I had to try Lulu again, just to be sure I hadn’t done a fluke the first time out—and, it seems, I might have? I just received that test-parcel today, and… frankly, they’re rather lovely. The paper quality seems different, but in truth it’s probably just that in the five months since I first printed it, I have learned a lot about how to design a truly beautiful book. I overwhelmingly prefer their matte covers over the “matte” from Amazon.
I elected to launch the paperback edition through Amazon, for simplicity’s sake, but I will probably print up a few more of the Lulu editions for special purposes. I don’t think I want to use their distribution platform as I think it would put my price per copy too far out of my own comfort zone, but I might be open to persuasion on this front.
In the meanwhile, I am blown away by the positive reception my pocket paperback has gotten in the wild so far!
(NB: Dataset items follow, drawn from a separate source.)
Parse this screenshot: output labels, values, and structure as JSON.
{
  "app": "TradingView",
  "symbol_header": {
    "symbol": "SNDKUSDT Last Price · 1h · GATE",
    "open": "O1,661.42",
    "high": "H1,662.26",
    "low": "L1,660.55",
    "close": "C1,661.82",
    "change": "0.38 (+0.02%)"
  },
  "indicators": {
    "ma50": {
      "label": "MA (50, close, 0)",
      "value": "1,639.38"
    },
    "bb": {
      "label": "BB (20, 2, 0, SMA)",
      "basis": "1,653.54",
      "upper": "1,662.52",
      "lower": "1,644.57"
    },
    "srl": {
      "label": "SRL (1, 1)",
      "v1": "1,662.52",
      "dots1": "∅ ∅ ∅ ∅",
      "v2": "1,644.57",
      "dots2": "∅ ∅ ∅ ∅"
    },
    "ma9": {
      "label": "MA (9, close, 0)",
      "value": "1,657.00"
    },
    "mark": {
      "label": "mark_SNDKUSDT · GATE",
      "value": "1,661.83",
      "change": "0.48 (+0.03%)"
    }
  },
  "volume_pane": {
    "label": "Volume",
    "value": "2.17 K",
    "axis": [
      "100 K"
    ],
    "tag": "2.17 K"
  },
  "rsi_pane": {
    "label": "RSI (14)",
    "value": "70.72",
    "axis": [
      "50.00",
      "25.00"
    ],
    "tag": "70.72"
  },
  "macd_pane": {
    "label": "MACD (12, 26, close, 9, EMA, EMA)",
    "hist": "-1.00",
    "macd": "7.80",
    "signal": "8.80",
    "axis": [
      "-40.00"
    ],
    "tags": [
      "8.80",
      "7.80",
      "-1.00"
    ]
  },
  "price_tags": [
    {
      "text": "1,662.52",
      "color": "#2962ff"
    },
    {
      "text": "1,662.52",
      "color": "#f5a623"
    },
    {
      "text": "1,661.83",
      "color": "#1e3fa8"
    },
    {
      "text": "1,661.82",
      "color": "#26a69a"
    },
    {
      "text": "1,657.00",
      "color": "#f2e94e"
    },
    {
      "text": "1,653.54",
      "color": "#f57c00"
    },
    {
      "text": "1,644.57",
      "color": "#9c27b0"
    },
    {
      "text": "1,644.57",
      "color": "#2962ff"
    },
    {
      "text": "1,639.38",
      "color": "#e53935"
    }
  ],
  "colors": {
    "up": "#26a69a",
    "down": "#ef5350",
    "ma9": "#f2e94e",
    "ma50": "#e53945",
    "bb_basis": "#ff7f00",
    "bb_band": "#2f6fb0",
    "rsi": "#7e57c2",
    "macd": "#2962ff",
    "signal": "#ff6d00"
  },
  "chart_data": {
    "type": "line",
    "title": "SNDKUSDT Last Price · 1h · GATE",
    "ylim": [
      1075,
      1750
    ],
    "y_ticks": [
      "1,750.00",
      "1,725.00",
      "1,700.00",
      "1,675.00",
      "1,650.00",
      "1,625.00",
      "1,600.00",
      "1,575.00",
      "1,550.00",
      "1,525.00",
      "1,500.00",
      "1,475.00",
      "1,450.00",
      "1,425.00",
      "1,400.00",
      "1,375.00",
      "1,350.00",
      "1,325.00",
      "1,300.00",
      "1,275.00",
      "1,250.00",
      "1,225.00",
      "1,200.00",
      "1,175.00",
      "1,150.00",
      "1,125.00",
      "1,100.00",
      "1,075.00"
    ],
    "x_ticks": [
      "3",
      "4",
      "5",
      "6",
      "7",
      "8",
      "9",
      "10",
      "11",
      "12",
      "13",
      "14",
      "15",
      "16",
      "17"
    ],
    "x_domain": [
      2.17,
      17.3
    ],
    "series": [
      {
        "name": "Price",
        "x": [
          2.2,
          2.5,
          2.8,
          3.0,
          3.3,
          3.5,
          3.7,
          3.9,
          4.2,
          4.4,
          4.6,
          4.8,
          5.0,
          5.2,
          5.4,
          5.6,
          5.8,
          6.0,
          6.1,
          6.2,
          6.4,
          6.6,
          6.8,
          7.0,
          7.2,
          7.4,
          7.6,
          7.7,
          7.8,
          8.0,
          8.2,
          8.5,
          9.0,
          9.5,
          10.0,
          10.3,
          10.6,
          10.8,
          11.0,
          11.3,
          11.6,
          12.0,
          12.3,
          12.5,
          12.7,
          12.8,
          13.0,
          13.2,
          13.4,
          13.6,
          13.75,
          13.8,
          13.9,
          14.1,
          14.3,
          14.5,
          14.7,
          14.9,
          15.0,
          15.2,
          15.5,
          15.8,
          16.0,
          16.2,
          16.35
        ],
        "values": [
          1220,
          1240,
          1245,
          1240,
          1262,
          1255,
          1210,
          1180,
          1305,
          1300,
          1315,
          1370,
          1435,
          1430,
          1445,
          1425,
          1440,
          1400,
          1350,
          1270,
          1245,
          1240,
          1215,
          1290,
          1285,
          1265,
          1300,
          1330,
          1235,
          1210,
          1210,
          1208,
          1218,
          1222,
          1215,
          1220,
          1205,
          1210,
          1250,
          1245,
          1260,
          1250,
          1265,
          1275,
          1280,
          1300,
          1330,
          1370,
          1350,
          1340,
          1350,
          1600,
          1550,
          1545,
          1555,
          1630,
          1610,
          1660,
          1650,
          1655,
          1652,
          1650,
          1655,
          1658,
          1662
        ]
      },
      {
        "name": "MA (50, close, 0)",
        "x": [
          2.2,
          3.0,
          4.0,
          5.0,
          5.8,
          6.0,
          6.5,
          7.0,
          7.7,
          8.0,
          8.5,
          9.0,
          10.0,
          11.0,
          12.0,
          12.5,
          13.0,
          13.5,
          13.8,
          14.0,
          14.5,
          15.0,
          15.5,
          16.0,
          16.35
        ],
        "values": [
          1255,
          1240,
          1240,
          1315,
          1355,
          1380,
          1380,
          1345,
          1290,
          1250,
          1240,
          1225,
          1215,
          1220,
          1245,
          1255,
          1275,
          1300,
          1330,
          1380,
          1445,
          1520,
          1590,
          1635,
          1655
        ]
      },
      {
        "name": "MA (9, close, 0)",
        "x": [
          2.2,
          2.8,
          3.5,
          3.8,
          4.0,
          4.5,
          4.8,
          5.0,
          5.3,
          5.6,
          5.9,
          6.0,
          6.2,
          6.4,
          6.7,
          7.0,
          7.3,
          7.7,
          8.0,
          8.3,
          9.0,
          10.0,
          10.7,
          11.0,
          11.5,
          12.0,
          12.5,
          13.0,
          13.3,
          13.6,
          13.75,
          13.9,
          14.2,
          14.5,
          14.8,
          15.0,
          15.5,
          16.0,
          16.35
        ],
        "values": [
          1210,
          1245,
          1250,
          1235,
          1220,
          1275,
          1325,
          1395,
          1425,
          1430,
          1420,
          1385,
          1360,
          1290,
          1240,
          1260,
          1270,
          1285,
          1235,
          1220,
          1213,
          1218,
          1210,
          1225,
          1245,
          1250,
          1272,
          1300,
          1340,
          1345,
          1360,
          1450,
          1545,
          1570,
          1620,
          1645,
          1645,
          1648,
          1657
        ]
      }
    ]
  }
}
I have loved getting pictures from friends on this topic. Maybe someday that feeling will get old, but seeing my book in someone’s stack of new books or on their shelf next to some of my own favorite classics, it is a genuine thrill for which I cannot yet summon my specific words of gratitude. Thank you for being on this wild ride with me.
Picking my tomatoes and running with them, til Hell won’t have it—
—M.
This is all so cool! The bit about seeing your book in friends' hands is motivating me to get back to work on my novella. :)
I'm so glad that size worked for you! It was a size offered in Atticus. Thought hm, well, worst case scenario, I hate the size for a print proof. It's such a good size!!